By Helen Whitehouse (Oxford, United Kingdom: Ashmolean Museum, 2009), xxvi + 148 pp., £16.95 (paperback)
Oxford University’s Ashmolean Museum has displayed Egyptian artifacts since its inauguration in 1683—more than 120 years before Champollion announced the decipherment of hieroglyphs in 1822, thereby launching Egyptology as an academic subject. The introduction to this catalog is titled “Egypt in Oxford,” but it could just as easily have been called “Oxford in Egypt,” as it recounts British travels, explorations and excavations over the centuries that have contributed to one of the finest collections of Egyptian antiquities outside of Egypt.

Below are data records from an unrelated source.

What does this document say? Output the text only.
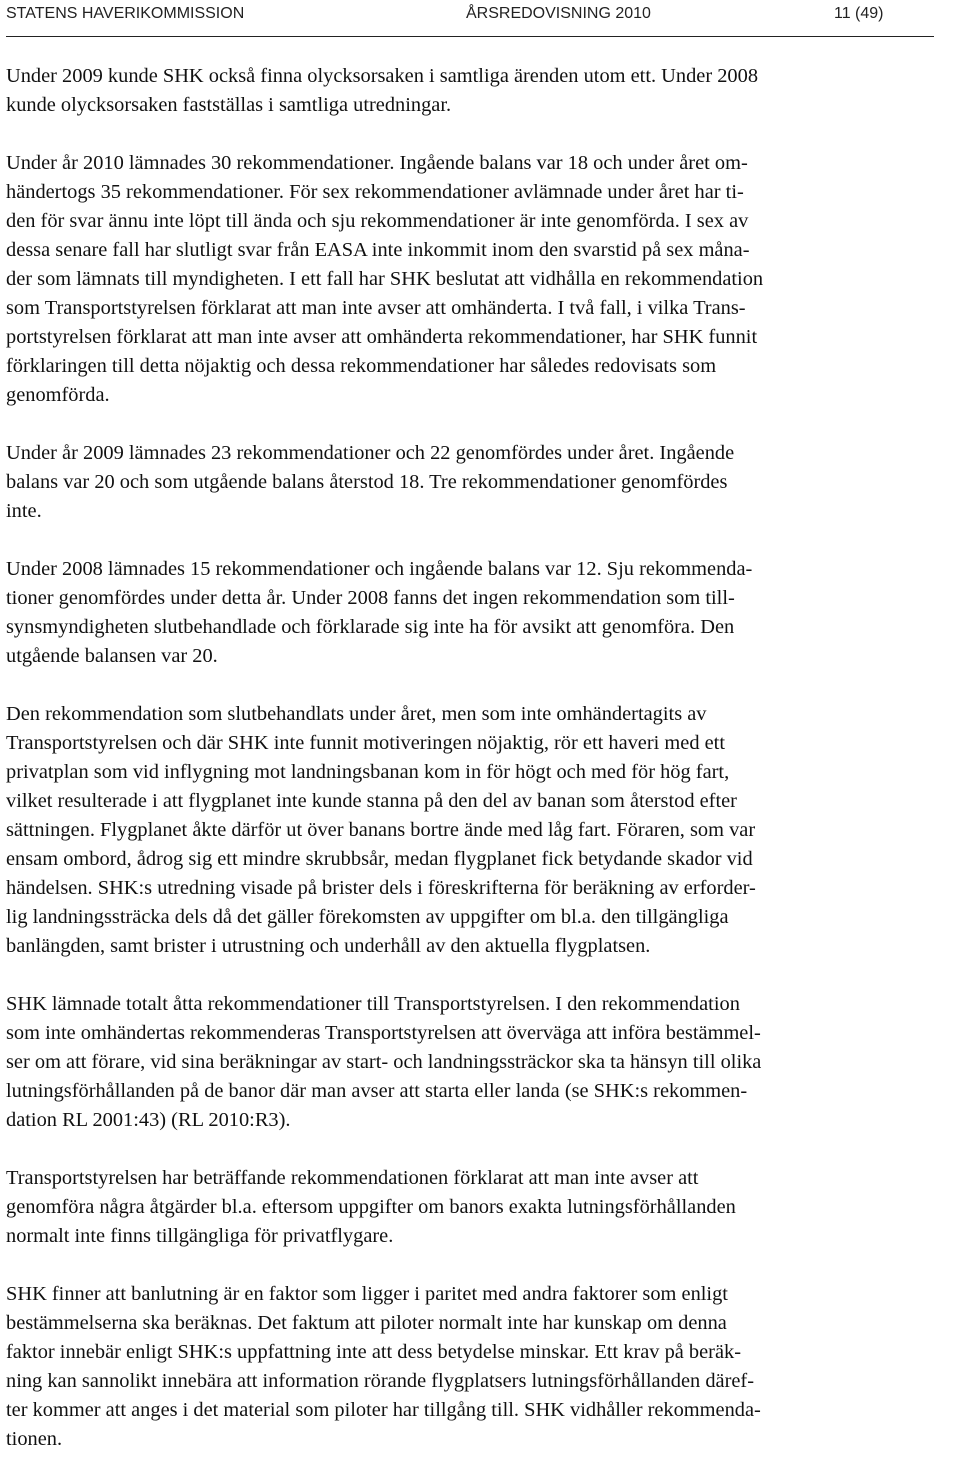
STATENS HAVERIKOMMISSION	ÅRSREDOVISNING 2010	11 (49)
Under 2009 kunde SHK också finna olycksorsaken i samtliga ärenden utom ett. Under 2008
kunde olycksorsaken fastställas i samtliga utredningar.
Under år 2010 lämnades 30 rekommendationer. Ingående balans var 18 och under året om-
händertogs 35 rekommendationer. För sex rekommendationer avlämnade under året har ti-
den för svar ännu inte löpt till ända och sju rekommendationer är inte genomförda. I sex av
dessa senare fall har slutligt svar från EASA inte inkommit inom den svarstid på sex måna-
der som lämnats till myndigheten. I ett fall har SHK beslutat att vidhålla en rekommendation
som Transportstyrelsen förklarat att man inte avser att omhänderta. I två fall, i vilka Trans-
portstyrelsen förklarat att man inte avser att omhänderta rekommendationer, har SHK funnit
förklaringen till detta nöjaktig och dessa rekommendationer har således redovisats som
genomförda.
Under år 2009 lämnades 23 rekommendationer och 22 genomfördes under året. Ingående
balans var 20 och som utgående balans återstod 18. Tre rekommendationer genomfördes
inte.
Under 2008 lämnades 15 rekommendationer och ingående balans var 12. Sju rekommenda-
tioner genomfördes under detta år. Under 2008 fanns det ingen rekommendation som till-
synsmyndigheten slutbehandlade och förklarade sig inte ha för avsikt att genomföra. Den
utgående balansen var 20.
Den rekommendation som slutbehandlats under året, men som inte omhändertagits av
Transportstyrelsen och där SHK inte funnit motiveringen nöjaktig, rör ett haveri med ett
privatplan som vid inflygning mot landningsbanan kom in för högt och med för hög fart,
vilket resulterade i att flygplanet inte kunde stanna på den del av banan som återstod efter
sättningen. Flygplanet åkte därför ut över banans bortre ände med låg fart. Föraren, som var
ensam ombord, ådrog sig ett mindre skrubbsår, medan flygplanet fick betydande skador vid
händelsen. SHK:s utredning visade på brister dels i föreskrifterna för beräkning av erforder-
lig landningssträcka dels då det gäller förekomsten av uppgifter om bl.a. den tillgängliga
banlängden, samt brister i utrustning och underhåll av den aktuella flygplatsen.
SHK lämnade totalt åtta rekommendationer till Transportstyrelsen. I den rekommendation
som inte omhändertas rekommenderas Transportstyrelsen att överväga att införa bestämmel-
ser om att förare, vid sina beräkningar av start- och landningssträckor ska ta hänsyn till olika
lutningsförhållanden på de banor där man avser att starta eller landa (se SHK:s rekommen-
dation RL 2001:43) (RL 2010:R3).
Transportstyrelsen har beträffande rekommendationen förklarat att man inte avser att
genomföra några åtgärder bl.a. eftersom uppgifter om banors exakta lutningsförhållanden
normalt inte finns tillgängliga för privatflygare.
SHK finner att banlutning är en faktor som ligger i paritet med andra faktorer som enligt
bestämmelserna ska beräknas. Det faktum att piloter normalt inte har kunskap om denna
faktor innebär enligt SHK:s uppfattning inte att dess betydelse minskar. Ett krav på beräk-
ning kan sannolikt innebära att information rörande flygplatsers lutningsförhållanden däref-
ter kommer att anges i det material som piloter har tillgång till. SHK vidhåller rekommenda-
tionen.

Published as a celebration of the redesign and reinstallation of the Ashmolean’s core gallery devoted to Dynastic Egypt (now the Sackler Gallery of Egyptian Antiquities), this catalog—as well as the permanent exhibit on which it is based—offers a glimpse at countless attractive and intriguing artifacts from Egypt and Nubia that had previously been relegated to storage rooms. Spanning from Predynastic Egypt (c. 5300 B.C.) to the Arab Conquest (641 A.D.) and beyond, the pages of this volume are filled with color photos of finely carved statues, reliefs and amulets, as well as painted vases, sarcophagi and much more. A series of Coptic Christian tapestry-woven textiles from the eighth–tenth centuries depict colorful scenes from the Bible, including episodes from the Joseph story in Genesis (apparently a local favorite due to its connection with Egypt) as well as a roundel of the creation of man in Genesis 2:7.
With helpful maps, timelines and a glossary of terms, this catalog offers a fascinating survey of ancient Egypt’s long, rich history.—D.D.R.